Ensembles instrumentaux
Chaque pays possède plusieurs ensembles instrumentaux différents correspondant à des usages déterminés: musique de divertissement de cour, musique de danses royales, musique pour les « théâtres d’ombres », musique de mariage, de funérailles, de cortège, de divertissement populaire, etc.On peut se limiter à examiner quatre types principaux d’orchestres de cour : l’orchestre pin peat et l’orchestre mohori (Cambodge), le gamelan (Java) et le gong (Bali) ; les deux premiers n’existent que dans le groupe thai-khmer.
– Les ensembles pin peat (cambodgien), pi phat (thaïlandais et birman) et seb nai (laotien) ont, à quelques détails près, la même composition ; leurs instruments sont presque toujours par paires, l’un pour le registre aigu, l’autre pour le grave.
À titre d’exemple, voici la composition de l’orchestre pin peat du Cambodge, d’après les renseignements donnés par Jacques Brunet : deux xylophones (roneat touch [prononcez toueut], xylophone aigu, ou roneat ek, premier xylophone à vingt et une lames ; roneat thung, grave, à dix-sept lames) ; deux jeux de gongs sur cadre circulaire en rotin (kong touch, aigu à dix-sept gongs ; kong thom, grave, à seize gongs) ; deux hautbois (sralay touch et sralay thom ; mais, dans la plupart des ensembles, il n’y a qu’un hautbois); deux tambours à deux peaux frappés à l’aide de bâtonnets en bois (skor thom) ; un ou deux tambours horizontaux à deux peaux, frappés à main nue (sampho) ; une paire de petites cymbales (chhing) ; quelquefois enfin, un métallophone (roneat dek). Selon les cas et les pays, le nombre d’instruments de chaque catégorie peut être modifié.
Le pin peat (ou le pi phat) sert pour la musique de cour, les cérémonies, l’accompagnement des drames dansés ou des danses royales.
– L’orchestre mahori, également du groupe thai-khmer, comprend de surcroît des instruments à cordes. Voici, à titre d’exemple, l’ensemble mahori du Cambodge : deux xylophones (aigu et grave) ; une cithare à trois cordes (ta khé) ; une vièle à pique à trois cordes (tro khmer) ; deux flûtes droites (khloy touch et khloy thom) ; deux tambours joués par le même musicien (thung et romanea). Dans certains cas, le monocorde sadev et le luth chapey, ainsi que les petites cymbales, peuvent faire partie de cet ensemble qui joue la musique de divertissement. Au Laos, on ajoute souvent le khène, orgue à bouche.
Les deux autres types étudiés ici existent à Java (gamelan) et à Bali (gong). La composition des gamelans et des gongs est variable selon les régions et les genres de musique.

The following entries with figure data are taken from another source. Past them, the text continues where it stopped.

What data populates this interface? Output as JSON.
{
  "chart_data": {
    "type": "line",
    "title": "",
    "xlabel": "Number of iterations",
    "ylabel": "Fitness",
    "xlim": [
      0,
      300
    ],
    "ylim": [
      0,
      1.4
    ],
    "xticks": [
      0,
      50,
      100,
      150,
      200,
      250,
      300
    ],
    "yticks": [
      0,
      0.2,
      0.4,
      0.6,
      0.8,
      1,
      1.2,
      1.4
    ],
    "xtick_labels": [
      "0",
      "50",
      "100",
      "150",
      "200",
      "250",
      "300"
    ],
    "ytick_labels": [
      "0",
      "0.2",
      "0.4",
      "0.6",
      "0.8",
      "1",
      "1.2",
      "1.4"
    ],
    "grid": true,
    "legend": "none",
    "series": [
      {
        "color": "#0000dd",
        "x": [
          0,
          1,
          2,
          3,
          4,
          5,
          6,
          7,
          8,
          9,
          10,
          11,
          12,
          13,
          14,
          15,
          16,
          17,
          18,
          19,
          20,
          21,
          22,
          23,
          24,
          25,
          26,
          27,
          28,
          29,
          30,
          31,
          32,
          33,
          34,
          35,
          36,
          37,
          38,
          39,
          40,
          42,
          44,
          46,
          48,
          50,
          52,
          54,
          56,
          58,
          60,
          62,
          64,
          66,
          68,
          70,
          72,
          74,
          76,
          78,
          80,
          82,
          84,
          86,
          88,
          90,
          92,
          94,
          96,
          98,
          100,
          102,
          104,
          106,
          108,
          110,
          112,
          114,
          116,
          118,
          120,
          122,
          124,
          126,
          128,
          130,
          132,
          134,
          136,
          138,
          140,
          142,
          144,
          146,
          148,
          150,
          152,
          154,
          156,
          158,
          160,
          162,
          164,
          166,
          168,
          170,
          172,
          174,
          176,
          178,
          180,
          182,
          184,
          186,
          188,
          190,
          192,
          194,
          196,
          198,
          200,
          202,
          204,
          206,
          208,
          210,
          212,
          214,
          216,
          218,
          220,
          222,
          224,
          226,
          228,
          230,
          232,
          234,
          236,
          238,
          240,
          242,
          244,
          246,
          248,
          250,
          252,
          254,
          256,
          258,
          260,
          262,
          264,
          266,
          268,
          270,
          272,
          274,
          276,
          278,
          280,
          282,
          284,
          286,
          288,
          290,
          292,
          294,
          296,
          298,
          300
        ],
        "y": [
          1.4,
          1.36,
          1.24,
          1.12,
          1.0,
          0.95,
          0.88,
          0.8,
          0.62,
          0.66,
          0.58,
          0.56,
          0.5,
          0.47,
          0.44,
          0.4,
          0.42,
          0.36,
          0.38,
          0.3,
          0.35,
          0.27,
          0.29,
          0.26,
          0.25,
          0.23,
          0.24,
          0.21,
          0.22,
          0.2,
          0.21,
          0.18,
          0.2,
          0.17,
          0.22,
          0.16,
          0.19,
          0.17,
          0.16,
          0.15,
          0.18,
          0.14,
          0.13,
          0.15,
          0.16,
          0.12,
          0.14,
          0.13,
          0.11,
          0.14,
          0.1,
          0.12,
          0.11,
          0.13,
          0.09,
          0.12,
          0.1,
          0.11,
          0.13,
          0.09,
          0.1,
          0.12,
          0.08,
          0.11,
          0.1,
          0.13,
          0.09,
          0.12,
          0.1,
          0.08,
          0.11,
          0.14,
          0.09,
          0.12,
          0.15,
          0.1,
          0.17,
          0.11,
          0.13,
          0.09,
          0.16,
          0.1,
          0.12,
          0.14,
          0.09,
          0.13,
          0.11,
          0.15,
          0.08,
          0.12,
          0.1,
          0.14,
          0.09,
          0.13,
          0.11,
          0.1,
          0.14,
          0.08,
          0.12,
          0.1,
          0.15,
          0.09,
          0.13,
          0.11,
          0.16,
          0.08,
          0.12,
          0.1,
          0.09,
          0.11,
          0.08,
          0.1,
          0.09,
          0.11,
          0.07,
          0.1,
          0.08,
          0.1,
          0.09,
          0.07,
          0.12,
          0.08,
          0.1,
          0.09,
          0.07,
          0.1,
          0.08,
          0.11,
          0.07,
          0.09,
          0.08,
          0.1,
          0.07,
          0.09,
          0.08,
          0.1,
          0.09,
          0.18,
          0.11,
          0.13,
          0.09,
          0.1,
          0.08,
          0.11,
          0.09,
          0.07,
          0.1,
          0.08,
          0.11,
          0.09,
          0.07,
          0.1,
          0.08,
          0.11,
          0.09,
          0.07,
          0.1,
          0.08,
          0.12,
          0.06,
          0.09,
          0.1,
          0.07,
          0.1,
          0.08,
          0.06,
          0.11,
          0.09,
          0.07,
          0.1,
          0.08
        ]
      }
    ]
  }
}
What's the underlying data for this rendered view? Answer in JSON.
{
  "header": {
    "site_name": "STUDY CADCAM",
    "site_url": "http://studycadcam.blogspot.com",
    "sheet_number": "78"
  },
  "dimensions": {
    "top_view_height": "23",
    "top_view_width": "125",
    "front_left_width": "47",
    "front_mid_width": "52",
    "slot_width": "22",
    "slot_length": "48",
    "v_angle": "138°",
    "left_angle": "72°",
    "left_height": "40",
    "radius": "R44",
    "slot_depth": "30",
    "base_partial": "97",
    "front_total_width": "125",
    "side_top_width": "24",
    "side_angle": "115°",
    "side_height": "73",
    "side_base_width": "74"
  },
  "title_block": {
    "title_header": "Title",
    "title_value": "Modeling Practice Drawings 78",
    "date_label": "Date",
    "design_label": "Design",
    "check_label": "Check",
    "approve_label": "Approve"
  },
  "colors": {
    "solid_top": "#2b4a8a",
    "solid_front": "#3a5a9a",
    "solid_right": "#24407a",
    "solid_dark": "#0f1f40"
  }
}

– Un gamelan à Java comporte, en général (d’après Jaap Kunst) : des instruments donnant la mélodie principale, des instruments dits « colotomiques », des instruments paraphrasants, enfin des instruments « agogiques ».
Le groupe des saron demung et saron barung (métallophones à six lames) donne la mélodie principale; dans les grandes compositions, une mélodie plus élaborée est exécutée sur les bonang (jeu de dix gongs disposés en deux rangées sur cadre rectangulaire en bois); pour les pièces de musique douce, elle est exécutée par la flûte suling, la vièle rebab ou la voix soutenue par un chœur chantant à l’unisson. La mélodie essentielle est soulignée à distances égales par des coups sur le slentem (métallophone sur résonateurs).
Les instruments dits « colotomiques » marquent la ponctuation. À la fin de chaque partie de la pièce, on frappe le plus grand gong suspendu verticalement, appelé gong ageng ou gong gedé ; ce coup équivaut à un point, et même à un point à la ligne. Chaque partie ou chaque longue phrase est subdivisée en courtes phrases à la fin desquelles on fait sonner le kenong, le grand gong posé sur cadre carré en bois ; un coup de kenong équivaut à un point-virgule. Chaque phrase est divisée en périodes marquées par un coup de ketuk, petit gong bulbé posé sur un cadre carré en bois ; chaque coup de ketuk équivaut à une virgule.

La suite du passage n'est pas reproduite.